New York City researchers found that an artificial intelligence (AI) algorithm that analyzed mammography data was able to help determine which patients with pure atypical ductal hyperplasia (ADH) may safely be monitored with imaging rather than proceed to surgical excision, according to a study published online March 12 in the American Journal of Roentgenology.
The findings could help women avoid unnecessary surgery, wrote a team led by Dr. Richard Ha of Columbia University Medical Center.
"Given the widespread use of screening mammography, our application of machine learning has the potential to influence patient management such that patients predicted to have pure ADH lesions may undergo imaging surveillance rather than surgery," the group wrote.
ADH is often a precursor to invasive breast cancer but can be difficult to distinguish from ductal carcinoma in situ (DCIS), according to Ha and colleagues. Surgical excision is the current standard of care after ADH has been diagnosed by biopsy, but most women with the disease who undergo surgery do not end up having DCIS or invasive cancer. That's why it's important to find a way to determine which patients with ADH may be safely monitored rather than sent to surgery on diagnosis.

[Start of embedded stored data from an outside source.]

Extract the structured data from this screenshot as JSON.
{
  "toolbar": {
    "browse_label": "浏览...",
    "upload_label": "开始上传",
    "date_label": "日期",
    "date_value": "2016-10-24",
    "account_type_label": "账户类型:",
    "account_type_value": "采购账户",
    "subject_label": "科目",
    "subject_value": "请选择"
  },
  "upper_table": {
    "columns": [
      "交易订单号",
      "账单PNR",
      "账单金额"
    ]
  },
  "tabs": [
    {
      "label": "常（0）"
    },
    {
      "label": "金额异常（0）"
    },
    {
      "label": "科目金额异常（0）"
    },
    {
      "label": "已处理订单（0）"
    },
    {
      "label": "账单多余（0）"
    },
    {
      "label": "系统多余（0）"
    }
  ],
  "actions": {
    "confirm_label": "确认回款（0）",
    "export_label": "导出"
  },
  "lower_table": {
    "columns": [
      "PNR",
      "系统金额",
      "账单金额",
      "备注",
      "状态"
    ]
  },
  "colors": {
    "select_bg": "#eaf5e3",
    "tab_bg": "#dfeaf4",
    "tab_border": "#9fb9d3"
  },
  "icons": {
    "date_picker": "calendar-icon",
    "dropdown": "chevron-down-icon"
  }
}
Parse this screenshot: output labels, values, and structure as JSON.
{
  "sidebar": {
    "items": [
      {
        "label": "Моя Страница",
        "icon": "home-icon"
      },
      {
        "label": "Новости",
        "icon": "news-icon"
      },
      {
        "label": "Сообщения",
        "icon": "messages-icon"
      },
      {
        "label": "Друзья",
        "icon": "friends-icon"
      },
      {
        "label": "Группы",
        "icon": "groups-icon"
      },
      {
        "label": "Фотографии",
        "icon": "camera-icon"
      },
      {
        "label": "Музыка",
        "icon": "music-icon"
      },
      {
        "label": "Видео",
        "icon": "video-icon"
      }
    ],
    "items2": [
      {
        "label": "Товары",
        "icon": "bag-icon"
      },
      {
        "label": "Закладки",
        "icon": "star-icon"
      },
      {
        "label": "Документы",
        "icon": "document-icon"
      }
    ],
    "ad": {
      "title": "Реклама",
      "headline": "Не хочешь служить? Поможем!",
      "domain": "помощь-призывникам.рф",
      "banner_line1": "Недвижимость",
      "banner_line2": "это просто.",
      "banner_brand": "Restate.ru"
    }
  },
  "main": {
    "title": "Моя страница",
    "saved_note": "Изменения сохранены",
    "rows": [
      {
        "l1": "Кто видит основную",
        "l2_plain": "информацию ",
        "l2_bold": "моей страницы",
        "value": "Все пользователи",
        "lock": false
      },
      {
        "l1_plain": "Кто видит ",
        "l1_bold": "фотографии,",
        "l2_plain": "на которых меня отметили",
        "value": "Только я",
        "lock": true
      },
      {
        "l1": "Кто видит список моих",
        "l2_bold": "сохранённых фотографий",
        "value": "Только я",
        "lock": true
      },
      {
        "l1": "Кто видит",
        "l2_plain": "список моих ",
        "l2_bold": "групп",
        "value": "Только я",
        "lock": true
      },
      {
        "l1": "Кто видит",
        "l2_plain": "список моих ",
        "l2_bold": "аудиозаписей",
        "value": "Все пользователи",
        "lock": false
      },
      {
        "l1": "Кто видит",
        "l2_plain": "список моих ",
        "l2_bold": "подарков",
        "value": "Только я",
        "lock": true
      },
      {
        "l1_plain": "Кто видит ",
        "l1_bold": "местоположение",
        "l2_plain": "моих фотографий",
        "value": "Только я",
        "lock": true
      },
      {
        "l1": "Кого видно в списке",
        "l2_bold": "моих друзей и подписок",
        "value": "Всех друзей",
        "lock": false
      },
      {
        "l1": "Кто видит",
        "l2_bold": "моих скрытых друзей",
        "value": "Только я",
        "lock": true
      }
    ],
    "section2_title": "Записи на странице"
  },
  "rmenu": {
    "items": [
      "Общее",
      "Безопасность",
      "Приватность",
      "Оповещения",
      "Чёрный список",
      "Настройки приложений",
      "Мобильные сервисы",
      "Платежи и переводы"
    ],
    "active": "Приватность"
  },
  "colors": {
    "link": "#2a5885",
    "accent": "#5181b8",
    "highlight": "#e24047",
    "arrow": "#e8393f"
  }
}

Ha's group sought to evaluate the feasibility of applying deep-learning algorithms based on convolutional neural networks (CNNs) to mammography data to distinguish ADH from DCIS.
For this study, Ha and colleagues used 298 images from 149 patients. Of these, 134 were from patients with ADH and 164 were from patients with DCIS. Eighty percent of the patients were assigned to a training-and-validation set for the network and 20% to a test set. The group used receiver operating characteristic (ROC) area under the curve (AUC) analysis to evaluate the CNN's performance.
The researchers found that the test set had an AUC value of 0.86, a sensitivity of 84.6%, and a specificity of 88.2% for distinguishing ADH from DCIS. The diagnostic accuracy was 86.7%.
"Our results indicate that it is feasible to apply a CNN algorithm to distinguish ADH from DCIS," Ha and colleagues wrote. "Further improvement of our algorithm with use of a larger dataset has the potential to result in the creation of a valuable tool that can be used in the clinical setting to treat patients less aggressively after ADH is diagnosed by biopsy."